Я собрался было двинуть по полю битвы мою королеву, но Полубородый удержал мою руку.

– Подумай ещё раз, – сказал он, – иначе твоему королю скоро наступит конец.

И я начал думать снова, а Полубородый продолжил рассказывать:

– Мужчина с заячьей губой был конюхом у архиепископа. Почему его забрали от лошадей и заперли в караульной, он не знал, но принял это без вопросов, как он уже многое в своей жизни принимал без жалоб. Это был добродушный человек, немногословный, потому что он всю жизнь терпел насмешки над своей неумелой речью. Но зато человек без век отличался говорливостью, он обладал красноречием обманщика, который твёрдо верит, что когда-нибудь мир примет все его отговорки, если повторять их достаточно часто. Он уверял, что его осудили несправедливо, совершенно несправедливо, он, дескать, совершенно случайно проходил мимо этой купальни, а дыру в стене проковыряли до него, и это был уже третий раз, что его тащили в суд с одним и тем же обвинением, какой-то могущественный человек, видать, имел зуб против него. Суждение о человеке выносишь не слишком быстро, но про этого парня у меня не было сомнений, что своё наказание, хотя и такое жестокое, он заслужил честно. Женщина с изуродованным лицом была когда-то порядочной крестьянкой, держала с мужем собственное хозяйство и родила четверых детей, а потом на неё напала эта болезнь, женщина стала для мужа слишком непривлекательной, он её прогнал и взял себе другую. Её арестовали за бродяжничество, а что же ей ещё оставалось делать, женщине без собственности, спрашивала она, как не ходить по людям с протянутой рукой. Когда весь день стоишь у церкви на коленях, прося подаяния, наслушаешься всякого, и поэтому она единственная смогла мне сказать, о каком таком празднике говорили те два наёмника: как раз выбрали нового Папу и посвятили его в сан в Лионе, по этому поводу архиепископ Конрад обещал гражданам города не только отпущение грехов, но и особенное празднество; из источника на рыночной площади должно течь вино, а музыка и танцы будут разрешены всё воскресенье. В Зальцбурге архиепископа недолюбливают, шёпотом сообщила мне женщина, в своё время выдвигали другого, но его не утвердил Папа, и теперь этот Конрад хочет воспользоваться случаем и угодить жителям города.

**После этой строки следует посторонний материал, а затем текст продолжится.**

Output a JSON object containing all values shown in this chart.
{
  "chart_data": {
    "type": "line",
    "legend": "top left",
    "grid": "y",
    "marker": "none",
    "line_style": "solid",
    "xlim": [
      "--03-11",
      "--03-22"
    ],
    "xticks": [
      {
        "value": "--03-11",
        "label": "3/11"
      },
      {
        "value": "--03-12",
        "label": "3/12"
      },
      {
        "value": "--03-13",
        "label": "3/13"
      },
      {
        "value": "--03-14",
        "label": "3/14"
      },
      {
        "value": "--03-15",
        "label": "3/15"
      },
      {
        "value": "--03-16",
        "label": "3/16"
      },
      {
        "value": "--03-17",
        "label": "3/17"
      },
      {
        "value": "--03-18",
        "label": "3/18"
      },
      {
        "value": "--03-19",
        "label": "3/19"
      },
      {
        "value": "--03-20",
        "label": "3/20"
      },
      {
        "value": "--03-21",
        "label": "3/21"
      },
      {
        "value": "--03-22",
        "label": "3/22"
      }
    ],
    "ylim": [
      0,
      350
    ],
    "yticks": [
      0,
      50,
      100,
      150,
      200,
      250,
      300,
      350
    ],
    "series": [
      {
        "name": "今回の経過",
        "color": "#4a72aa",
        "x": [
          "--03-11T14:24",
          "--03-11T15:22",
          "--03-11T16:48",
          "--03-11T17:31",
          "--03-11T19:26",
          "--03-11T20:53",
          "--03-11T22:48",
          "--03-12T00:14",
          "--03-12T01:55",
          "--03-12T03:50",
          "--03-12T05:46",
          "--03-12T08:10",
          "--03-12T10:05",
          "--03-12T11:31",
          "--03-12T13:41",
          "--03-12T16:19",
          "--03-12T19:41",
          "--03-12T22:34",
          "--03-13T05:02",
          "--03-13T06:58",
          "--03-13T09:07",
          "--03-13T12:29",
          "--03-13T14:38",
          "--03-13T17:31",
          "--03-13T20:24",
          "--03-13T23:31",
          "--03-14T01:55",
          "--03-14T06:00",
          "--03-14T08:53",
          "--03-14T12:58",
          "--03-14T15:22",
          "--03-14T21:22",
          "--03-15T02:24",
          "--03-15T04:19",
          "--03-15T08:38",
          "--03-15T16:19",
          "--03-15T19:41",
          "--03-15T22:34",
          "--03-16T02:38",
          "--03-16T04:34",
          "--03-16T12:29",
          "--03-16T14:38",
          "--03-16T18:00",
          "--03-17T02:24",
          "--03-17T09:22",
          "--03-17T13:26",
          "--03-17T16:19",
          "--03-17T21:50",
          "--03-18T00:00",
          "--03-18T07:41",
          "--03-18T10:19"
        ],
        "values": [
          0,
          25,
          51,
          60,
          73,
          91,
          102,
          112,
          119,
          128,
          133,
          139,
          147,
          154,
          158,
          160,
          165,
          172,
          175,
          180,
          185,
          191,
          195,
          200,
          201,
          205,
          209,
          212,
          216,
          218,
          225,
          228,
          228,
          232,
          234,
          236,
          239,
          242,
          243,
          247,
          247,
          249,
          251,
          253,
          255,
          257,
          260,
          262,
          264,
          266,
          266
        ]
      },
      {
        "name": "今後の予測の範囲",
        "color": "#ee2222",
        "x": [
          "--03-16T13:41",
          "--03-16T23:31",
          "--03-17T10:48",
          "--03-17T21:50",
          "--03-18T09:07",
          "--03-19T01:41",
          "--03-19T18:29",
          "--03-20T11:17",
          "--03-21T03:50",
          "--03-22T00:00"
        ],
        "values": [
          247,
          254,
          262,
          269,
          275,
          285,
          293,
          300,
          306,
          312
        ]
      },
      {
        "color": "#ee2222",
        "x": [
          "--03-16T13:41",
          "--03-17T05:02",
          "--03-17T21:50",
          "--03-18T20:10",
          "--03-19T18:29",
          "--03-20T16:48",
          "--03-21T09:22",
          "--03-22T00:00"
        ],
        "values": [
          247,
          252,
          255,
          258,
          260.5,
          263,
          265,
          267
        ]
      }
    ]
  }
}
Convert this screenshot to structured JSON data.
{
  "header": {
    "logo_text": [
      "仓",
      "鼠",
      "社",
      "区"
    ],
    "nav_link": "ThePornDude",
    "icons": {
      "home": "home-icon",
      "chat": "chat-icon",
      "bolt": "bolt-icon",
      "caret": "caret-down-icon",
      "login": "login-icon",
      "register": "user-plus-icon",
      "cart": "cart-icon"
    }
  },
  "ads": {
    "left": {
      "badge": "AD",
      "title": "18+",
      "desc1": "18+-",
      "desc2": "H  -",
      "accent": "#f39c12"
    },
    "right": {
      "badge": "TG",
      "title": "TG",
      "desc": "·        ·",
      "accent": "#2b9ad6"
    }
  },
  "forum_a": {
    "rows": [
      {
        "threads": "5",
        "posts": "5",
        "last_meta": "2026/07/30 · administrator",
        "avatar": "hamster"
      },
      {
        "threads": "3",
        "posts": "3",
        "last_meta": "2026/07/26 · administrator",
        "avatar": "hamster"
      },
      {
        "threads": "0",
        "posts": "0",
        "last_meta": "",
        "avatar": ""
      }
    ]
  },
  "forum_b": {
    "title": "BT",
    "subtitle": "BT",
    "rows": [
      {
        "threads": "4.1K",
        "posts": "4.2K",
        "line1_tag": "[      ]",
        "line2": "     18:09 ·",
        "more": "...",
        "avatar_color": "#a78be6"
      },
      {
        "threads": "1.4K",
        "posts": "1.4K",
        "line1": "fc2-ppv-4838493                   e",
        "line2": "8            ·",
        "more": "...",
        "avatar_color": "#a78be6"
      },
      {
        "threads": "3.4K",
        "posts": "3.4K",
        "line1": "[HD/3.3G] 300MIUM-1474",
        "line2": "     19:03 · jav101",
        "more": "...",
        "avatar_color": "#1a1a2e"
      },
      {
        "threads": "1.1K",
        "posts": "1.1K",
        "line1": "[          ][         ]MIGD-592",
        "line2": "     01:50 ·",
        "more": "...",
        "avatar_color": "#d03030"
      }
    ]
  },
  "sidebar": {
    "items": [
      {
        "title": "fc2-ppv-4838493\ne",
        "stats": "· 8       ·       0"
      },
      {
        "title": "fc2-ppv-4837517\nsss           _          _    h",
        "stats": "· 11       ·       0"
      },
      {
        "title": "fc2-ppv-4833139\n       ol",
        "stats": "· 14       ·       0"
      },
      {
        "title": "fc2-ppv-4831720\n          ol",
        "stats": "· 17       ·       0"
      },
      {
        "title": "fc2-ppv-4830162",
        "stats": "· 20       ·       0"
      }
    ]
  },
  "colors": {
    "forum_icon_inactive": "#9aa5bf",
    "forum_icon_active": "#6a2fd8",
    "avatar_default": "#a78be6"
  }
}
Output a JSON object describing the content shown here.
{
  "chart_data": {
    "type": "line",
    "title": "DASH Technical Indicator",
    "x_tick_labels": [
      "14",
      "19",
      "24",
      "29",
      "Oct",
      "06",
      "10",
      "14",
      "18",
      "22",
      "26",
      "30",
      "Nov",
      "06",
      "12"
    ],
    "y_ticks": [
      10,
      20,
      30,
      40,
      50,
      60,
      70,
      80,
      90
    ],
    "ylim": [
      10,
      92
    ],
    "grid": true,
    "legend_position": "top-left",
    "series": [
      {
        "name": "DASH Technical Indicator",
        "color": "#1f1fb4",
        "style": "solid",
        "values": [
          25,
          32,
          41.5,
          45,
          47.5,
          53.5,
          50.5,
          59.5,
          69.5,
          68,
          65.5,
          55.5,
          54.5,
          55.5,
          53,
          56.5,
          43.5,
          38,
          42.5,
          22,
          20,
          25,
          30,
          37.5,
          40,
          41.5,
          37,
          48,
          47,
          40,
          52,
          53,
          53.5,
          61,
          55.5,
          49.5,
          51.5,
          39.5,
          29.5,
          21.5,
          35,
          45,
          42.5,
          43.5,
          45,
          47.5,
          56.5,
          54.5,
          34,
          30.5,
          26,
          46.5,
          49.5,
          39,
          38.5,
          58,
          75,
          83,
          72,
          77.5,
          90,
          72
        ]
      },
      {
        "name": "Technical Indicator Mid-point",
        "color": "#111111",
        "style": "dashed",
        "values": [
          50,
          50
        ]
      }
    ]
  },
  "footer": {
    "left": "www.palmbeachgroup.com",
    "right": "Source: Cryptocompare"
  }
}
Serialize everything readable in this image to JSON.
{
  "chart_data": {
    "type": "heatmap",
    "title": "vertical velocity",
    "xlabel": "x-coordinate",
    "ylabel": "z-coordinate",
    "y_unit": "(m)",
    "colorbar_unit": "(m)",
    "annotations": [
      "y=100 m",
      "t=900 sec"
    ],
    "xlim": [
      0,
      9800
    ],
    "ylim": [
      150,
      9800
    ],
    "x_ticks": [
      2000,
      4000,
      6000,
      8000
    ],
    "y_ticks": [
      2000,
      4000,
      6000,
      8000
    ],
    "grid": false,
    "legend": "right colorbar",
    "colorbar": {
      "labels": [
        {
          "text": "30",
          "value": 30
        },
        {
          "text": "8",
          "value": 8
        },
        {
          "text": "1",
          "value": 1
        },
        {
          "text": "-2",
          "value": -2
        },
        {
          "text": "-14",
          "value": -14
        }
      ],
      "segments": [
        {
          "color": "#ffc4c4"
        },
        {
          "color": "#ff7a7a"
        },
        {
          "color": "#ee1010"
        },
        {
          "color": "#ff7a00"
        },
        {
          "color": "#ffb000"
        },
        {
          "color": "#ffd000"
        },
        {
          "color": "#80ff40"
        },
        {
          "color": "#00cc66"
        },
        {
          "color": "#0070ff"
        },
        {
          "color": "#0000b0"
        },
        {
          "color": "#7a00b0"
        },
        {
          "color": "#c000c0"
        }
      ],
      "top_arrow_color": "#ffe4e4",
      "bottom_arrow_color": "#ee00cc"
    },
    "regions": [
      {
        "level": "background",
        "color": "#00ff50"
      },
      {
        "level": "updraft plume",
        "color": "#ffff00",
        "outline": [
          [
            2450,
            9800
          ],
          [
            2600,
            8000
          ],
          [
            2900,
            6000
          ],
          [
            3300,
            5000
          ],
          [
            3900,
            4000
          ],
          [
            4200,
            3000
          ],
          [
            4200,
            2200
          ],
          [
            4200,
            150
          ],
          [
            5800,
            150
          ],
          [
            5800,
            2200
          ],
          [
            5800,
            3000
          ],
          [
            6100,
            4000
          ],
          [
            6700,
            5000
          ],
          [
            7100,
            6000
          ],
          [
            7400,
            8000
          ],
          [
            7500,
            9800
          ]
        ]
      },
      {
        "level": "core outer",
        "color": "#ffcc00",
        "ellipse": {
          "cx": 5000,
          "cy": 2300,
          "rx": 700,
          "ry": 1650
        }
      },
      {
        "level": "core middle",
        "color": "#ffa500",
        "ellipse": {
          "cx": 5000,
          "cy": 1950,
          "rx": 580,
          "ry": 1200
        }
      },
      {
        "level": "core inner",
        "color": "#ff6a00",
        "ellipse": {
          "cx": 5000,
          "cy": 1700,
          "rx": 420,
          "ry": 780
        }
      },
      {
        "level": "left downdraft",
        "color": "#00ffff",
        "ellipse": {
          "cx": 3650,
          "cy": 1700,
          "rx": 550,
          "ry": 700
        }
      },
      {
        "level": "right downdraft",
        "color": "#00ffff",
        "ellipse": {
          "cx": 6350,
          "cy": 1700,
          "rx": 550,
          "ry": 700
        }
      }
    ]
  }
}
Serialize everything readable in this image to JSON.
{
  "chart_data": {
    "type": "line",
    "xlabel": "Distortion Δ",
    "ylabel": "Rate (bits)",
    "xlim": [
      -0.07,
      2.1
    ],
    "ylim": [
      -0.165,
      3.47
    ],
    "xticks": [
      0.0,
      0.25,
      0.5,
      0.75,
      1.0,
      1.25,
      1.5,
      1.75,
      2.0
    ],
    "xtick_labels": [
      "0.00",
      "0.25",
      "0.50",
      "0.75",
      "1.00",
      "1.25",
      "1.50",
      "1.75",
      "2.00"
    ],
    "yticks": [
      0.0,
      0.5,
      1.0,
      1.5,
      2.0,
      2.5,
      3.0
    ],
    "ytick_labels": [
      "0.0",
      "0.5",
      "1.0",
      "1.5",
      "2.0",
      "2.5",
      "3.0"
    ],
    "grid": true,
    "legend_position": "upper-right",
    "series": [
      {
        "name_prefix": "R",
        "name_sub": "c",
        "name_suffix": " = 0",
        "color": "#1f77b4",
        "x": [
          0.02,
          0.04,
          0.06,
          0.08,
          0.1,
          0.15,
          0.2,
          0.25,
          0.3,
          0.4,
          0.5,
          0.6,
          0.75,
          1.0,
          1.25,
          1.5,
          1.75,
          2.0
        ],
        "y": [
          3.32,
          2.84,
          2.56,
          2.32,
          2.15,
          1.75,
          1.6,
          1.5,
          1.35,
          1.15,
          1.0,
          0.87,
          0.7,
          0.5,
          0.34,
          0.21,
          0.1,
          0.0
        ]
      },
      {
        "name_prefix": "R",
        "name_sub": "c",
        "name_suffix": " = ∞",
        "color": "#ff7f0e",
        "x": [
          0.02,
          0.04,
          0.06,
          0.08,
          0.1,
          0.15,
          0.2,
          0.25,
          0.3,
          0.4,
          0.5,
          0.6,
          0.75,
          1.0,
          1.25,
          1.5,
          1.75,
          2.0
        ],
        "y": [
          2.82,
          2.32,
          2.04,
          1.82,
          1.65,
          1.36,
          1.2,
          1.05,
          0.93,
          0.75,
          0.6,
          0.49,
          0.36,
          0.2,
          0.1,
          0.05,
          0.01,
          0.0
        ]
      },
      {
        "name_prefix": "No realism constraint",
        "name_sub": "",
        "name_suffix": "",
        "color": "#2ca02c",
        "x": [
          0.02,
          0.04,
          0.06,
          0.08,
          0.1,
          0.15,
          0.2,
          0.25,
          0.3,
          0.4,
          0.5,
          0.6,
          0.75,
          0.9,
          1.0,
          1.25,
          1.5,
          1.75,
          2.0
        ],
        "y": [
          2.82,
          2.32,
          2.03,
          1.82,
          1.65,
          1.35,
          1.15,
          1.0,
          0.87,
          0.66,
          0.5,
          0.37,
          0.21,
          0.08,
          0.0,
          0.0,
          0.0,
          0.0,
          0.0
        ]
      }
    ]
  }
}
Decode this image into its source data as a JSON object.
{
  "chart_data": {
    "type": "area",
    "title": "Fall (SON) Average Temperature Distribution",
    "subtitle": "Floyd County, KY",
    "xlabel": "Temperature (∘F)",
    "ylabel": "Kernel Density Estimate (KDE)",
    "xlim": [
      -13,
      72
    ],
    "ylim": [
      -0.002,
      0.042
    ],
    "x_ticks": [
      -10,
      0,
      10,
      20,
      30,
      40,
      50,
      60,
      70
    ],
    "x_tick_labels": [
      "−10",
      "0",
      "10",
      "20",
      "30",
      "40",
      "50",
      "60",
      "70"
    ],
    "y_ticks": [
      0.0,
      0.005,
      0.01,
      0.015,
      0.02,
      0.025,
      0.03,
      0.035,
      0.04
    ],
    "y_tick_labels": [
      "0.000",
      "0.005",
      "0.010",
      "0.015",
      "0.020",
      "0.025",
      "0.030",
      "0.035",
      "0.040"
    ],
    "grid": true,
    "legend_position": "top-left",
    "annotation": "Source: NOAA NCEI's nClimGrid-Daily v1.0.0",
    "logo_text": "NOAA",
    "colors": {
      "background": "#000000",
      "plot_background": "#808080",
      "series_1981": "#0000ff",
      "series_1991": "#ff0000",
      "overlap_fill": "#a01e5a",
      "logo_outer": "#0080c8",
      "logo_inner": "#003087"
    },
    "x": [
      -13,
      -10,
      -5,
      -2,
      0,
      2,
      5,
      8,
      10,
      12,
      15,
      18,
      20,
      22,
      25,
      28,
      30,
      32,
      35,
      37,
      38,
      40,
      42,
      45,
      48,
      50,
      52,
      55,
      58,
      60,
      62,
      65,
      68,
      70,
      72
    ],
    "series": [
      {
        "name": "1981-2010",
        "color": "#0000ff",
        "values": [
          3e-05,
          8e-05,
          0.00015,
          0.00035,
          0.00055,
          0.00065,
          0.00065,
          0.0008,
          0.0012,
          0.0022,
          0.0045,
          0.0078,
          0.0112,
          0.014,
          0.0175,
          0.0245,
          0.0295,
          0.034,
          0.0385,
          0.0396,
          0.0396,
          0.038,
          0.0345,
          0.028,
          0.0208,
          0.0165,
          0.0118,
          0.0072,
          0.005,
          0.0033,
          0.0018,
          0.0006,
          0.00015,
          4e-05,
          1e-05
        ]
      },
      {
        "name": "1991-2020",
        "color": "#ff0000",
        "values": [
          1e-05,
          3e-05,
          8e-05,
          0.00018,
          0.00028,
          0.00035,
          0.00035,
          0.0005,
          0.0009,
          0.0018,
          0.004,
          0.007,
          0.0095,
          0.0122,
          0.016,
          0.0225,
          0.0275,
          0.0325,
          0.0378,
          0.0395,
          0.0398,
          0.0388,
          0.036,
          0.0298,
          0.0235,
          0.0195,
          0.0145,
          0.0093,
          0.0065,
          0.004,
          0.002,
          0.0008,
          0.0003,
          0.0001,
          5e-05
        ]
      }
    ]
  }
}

Она была, при всём её уродстве, разумным человеком, но какое отношение мы, четверо арестантов, имели к празднику, не знала и она.

Я погнал по игровому полю слона, и Полубородый сказал:

– Вот это уже лучше, а ты обучаемый парень.

Приятно было слышать от него похвалу, хотя я и не знал, что сделал в этом случае правильнее.

Они вчетвером просидели под арестом почти неделю, рассказывал он дальше, но кормили хорошо, на завтрак каждый получал кружку пива, и нужду им не приходилось справлять там, где они помещались. Достаточно было постучать в дверь, и кто-нибудь из охранников конвоировал тебя к уборной. У каждого имелся соломенный тюфяк для ночлега – «Совершенно свежая солома», – сказал Полубородый, – а однажды, когда погода была особенно холодной, им даже принесли тигель с раскалёнными углями. Охрана обращалась с ними прилично – по крайней мере, насколько прилично способны обращаться солдаты, но какие были планы на их счёт, им так никто и не выдал.